Le poète expérimente la quête du moi qui est une conséquence du retour aux sources. Il propose un voyage initiatique et purificateur à travers les arrondissements de sa propre conscience. Il se fait impérialiste et se lance dans la conquête de lui-même (ou de la conscience nègre) pour une auto-socialisation à travers la « recolonisation de soi »[12]. Il s’agit d’une invite à la Renaissance de l’être noir dans son essence, un retour aux origines qui fondent, définissent et inaugurent l’Homme sur l’autel des valeurs ontologiques.
La « recolonisation de soi » donne lieu à un état de pureté, d’élévation, de dévotion propice à la méditation et à l’inspiration créatrice dont le poète a besoin pour être en « harmonie étale. »[13] Car les « senteurs océanes sont à hauteur de prière ». Dès lors, le poète retrouve son état de grâce.
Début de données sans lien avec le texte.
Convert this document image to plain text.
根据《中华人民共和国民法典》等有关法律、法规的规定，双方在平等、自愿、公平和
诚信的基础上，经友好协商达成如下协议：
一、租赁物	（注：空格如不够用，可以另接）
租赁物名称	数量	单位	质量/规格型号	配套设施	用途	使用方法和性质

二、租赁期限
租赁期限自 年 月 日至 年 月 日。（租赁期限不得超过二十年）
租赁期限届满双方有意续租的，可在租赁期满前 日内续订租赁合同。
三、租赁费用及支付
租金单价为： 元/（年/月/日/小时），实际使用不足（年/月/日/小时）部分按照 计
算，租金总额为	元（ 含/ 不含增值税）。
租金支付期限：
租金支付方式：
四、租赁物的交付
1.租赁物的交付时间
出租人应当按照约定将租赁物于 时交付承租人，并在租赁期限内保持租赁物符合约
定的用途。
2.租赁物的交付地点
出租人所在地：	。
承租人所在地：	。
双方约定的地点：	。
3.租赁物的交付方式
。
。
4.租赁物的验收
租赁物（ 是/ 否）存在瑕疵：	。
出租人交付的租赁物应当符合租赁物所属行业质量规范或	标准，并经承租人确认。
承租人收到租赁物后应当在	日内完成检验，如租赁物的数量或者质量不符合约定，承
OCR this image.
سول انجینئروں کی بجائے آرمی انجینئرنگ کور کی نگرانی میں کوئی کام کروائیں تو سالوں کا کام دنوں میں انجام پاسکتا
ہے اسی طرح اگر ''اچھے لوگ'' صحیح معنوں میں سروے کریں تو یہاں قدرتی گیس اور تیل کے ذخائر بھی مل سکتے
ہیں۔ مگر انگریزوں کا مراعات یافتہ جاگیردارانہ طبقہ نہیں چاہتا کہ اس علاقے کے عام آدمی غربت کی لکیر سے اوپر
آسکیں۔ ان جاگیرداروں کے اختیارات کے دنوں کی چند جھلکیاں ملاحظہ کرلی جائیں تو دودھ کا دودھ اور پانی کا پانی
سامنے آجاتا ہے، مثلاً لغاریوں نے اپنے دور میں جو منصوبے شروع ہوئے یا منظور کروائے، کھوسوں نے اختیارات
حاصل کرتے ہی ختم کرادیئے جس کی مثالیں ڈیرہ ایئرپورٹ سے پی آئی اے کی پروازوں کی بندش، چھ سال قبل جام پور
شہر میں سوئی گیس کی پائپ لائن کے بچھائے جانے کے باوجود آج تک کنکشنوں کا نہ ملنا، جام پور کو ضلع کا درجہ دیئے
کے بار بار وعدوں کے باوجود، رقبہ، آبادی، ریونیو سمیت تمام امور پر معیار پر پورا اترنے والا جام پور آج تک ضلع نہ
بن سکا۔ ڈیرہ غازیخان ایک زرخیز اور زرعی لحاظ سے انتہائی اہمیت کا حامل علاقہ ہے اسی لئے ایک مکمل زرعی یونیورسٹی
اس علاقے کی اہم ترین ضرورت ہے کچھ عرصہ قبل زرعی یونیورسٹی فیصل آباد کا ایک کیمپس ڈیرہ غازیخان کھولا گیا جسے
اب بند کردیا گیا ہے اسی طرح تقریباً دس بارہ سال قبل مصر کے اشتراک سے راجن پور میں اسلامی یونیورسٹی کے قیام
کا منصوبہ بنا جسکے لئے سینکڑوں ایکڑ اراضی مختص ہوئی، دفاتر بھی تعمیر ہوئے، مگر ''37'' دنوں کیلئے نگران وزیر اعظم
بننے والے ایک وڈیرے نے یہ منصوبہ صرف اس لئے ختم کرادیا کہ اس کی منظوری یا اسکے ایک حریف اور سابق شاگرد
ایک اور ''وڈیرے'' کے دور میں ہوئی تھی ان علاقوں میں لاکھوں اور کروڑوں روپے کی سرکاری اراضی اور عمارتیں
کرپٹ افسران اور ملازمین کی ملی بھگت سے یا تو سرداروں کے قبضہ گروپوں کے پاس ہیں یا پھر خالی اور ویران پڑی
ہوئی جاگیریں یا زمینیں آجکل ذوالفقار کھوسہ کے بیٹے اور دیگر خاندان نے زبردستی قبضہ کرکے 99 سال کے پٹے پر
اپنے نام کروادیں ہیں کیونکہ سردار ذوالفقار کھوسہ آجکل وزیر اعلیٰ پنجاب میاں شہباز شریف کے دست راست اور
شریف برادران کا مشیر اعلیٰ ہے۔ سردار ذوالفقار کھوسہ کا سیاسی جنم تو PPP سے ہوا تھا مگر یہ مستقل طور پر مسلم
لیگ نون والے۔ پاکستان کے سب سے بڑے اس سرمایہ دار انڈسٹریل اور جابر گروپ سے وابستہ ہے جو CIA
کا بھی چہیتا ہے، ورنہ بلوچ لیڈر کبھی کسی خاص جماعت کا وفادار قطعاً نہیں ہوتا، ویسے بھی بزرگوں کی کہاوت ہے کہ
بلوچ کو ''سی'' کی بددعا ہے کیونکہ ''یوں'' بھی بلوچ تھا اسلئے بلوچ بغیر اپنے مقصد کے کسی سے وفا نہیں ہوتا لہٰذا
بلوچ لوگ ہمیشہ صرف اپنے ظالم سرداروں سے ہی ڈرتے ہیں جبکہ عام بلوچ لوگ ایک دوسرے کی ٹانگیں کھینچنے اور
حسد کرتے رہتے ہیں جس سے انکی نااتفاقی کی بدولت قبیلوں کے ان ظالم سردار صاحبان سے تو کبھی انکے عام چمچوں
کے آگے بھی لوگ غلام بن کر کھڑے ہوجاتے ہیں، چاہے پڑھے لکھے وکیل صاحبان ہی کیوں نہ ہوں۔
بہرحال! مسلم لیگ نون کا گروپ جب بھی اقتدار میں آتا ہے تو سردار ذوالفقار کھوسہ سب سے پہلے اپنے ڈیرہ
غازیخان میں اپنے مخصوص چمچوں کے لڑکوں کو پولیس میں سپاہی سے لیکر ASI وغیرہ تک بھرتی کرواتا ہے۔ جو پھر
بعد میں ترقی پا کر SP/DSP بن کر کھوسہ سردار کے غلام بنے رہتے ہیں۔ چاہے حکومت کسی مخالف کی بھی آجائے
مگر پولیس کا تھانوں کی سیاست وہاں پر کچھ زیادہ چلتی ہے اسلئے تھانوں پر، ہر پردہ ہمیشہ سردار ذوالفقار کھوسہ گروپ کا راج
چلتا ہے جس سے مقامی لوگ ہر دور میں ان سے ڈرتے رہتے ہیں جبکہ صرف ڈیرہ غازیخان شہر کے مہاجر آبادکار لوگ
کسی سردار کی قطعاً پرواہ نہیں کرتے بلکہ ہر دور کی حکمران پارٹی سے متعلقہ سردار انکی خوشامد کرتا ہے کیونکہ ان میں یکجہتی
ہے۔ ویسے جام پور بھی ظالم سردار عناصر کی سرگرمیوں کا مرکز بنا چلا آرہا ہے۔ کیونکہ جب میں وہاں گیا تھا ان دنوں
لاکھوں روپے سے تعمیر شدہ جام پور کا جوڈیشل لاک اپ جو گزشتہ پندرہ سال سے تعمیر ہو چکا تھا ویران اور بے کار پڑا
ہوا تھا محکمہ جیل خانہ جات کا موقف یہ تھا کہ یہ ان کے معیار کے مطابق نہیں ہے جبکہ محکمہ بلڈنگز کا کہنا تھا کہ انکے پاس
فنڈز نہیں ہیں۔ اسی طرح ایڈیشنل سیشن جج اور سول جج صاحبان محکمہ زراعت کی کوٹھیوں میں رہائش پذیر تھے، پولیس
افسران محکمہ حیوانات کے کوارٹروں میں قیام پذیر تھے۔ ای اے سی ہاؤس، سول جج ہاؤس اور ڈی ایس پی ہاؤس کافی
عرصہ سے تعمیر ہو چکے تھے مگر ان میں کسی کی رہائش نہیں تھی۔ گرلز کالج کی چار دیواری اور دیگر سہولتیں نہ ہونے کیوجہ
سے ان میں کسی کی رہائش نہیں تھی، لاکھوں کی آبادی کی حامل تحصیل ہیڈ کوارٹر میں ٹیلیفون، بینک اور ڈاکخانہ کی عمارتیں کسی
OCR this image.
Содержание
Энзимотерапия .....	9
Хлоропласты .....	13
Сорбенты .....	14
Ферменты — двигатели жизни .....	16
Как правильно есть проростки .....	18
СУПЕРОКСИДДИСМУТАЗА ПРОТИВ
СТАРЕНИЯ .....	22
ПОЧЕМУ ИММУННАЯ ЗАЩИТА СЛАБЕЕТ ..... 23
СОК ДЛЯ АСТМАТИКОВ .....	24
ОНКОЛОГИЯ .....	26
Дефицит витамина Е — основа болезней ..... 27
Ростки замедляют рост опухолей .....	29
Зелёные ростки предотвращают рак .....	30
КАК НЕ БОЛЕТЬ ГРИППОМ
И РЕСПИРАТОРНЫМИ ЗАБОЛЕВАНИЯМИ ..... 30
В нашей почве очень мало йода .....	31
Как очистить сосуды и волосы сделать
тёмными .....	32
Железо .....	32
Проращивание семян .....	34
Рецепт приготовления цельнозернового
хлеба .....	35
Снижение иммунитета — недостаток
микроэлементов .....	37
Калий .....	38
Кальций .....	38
Son inspiration est comme traversée par les vagues d’une symphonie pastorale pour s’échouer sur la grève des sensations fortes. La poésie étant le fruit « d’un long et raisonné dérèglement des sens » comme nous l’a enseigné Arthur Rimbaud. Cette approche du processus de la création poétique n’est pas loin de celle que nous propose Jasmin Ahossin-Guézo au détour d’un poème bien étriqué intitulé L’inspiration : « L’inspiration, c’est quand le rêve a atteint l’autre bout de lui-même et qu’il est devenu une réalité intime. »[14] Ici, la création poétique doit obéir aux injonctions de l’intimité, du moi. Autrement dit, l’inspiration créatrice doit naître de la « recolonisation de soi », c’est-à-dire l’état pur, l’état dans lequel nous plonge le dérèglement raisonné et lucide de nos sens.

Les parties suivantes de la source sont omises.